I want to define function that takes one argument which is "special" array, like in example below:

[5, 2, [7, -1], 3, [6, [-13, 8], 4]]

This array is a non-empty array that contains either integers or other "special" arrays.

What should be the proper argument type of the function that receives such "special" array?

CodePudding user response:

You cannot give an array like that as a parameter to a function, because it is ot homogeneous. However, you can define your own type of special array.
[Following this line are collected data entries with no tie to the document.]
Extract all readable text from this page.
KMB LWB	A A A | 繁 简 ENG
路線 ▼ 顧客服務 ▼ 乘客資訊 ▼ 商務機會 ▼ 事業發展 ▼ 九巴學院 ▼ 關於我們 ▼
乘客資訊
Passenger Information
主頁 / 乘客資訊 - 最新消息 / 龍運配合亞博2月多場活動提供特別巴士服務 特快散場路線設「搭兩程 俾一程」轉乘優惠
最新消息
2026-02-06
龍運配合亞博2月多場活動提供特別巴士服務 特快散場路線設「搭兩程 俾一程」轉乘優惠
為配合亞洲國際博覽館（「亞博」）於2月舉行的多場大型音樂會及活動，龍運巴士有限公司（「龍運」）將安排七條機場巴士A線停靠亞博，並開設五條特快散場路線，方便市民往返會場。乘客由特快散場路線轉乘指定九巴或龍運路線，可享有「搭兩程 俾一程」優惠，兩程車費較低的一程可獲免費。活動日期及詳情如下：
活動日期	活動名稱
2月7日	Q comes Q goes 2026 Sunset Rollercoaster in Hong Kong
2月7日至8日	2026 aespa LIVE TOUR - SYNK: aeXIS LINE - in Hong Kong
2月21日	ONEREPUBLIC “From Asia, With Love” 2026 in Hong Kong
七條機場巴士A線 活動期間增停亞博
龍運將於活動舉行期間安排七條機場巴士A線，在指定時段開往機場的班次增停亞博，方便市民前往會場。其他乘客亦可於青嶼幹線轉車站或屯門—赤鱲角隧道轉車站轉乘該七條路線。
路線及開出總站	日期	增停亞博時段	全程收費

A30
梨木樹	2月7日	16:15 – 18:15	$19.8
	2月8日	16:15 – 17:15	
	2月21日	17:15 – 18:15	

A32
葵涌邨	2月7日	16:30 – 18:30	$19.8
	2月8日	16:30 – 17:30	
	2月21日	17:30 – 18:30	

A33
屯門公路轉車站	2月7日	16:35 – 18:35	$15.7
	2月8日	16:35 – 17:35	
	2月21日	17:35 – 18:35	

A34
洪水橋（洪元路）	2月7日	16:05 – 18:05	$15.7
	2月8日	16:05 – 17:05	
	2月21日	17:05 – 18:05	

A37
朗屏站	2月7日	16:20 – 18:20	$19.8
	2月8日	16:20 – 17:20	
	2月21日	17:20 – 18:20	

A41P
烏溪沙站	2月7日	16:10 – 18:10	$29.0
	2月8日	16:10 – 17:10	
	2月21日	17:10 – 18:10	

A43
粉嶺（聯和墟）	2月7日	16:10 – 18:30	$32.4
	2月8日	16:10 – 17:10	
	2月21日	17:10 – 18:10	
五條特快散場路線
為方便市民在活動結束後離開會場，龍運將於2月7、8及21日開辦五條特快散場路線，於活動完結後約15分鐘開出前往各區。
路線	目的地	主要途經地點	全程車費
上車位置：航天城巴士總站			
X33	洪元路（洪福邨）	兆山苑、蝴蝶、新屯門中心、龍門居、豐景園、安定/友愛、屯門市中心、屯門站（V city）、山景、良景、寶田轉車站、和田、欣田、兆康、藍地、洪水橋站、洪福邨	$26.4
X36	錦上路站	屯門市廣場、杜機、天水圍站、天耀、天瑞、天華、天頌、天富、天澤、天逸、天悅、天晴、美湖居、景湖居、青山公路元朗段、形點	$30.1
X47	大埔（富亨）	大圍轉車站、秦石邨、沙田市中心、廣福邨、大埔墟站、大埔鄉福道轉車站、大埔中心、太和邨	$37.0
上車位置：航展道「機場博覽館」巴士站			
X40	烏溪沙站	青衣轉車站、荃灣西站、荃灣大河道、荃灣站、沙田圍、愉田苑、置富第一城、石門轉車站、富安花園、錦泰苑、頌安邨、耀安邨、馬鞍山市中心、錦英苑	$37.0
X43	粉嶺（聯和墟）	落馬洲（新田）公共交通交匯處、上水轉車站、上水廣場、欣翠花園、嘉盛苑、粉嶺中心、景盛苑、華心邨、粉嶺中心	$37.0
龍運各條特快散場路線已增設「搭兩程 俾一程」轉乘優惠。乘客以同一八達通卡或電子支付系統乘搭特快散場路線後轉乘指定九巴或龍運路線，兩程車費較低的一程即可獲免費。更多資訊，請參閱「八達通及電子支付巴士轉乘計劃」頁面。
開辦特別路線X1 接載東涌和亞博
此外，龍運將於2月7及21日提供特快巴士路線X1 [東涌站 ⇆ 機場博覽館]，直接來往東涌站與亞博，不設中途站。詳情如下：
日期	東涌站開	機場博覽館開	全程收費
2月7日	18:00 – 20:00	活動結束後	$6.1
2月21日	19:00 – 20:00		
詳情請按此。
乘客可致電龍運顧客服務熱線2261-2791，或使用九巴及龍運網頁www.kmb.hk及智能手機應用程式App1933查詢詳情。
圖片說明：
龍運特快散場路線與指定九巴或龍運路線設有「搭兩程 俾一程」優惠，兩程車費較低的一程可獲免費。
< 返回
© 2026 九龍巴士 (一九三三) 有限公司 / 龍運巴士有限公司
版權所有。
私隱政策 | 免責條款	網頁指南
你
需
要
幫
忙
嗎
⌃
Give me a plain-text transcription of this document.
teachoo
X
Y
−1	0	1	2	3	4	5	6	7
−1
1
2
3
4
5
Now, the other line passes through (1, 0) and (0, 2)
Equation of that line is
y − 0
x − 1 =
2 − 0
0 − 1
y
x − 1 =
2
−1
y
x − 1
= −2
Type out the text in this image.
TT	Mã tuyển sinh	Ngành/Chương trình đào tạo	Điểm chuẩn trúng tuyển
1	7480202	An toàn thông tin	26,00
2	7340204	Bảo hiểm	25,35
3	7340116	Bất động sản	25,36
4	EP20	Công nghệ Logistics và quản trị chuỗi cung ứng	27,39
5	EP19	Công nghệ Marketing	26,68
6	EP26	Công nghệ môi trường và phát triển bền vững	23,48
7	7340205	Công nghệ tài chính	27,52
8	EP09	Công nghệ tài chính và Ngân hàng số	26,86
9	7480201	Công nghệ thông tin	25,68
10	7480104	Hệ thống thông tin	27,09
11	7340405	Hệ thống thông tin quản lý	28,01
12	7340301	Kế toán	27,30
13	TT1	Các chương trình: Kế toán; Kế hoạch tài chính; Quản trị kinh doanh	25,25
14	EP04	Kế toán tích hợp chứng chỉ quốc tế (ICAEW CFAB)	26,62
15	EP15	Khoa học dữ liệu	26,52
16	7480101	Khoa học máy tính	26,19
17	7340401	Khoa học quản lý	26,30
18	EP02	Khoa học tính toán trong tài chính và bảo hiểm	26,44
The following code shows how to encode a special array [2, [2, 2]]:

#[derive(Debug)]
enum Special {
    Integer(i32),
    Vector(Vec<Special>)
}

fn main() {
    let special = Special::Vector(
        vec![Special::Integer(2), 
        Special::Vector(vec![Special::Integer(2), Special::Integer(2)])]
    );
    println!("{:?}", special);
}

You can use pattern matching to check on which kind of enum element you have in the array, either an Integer or a Vector:

match special {
    Special::Integer(val) => println!("I am an integer: {}", val),
    Special::Vector(vec) => println!("I have nested element inside: {:?}", vec)
}

To iterate through such an array you need a function that can evaluate reccursively, because the Vector arm has nestef elements. We can define a function that evals reccursively as such:

fn eval(special: Special) {
    match special {
        Special::Integer(val) => println!("Integer met {}", val),
        Special::Vector(vec) => vec.into_iter().for_each(|special_elem| eval(special_elem))
    }
}

One thing worth noticing is that since we capture by value, we cause a move, so we can safely use into_iter to make sure we consume all the values.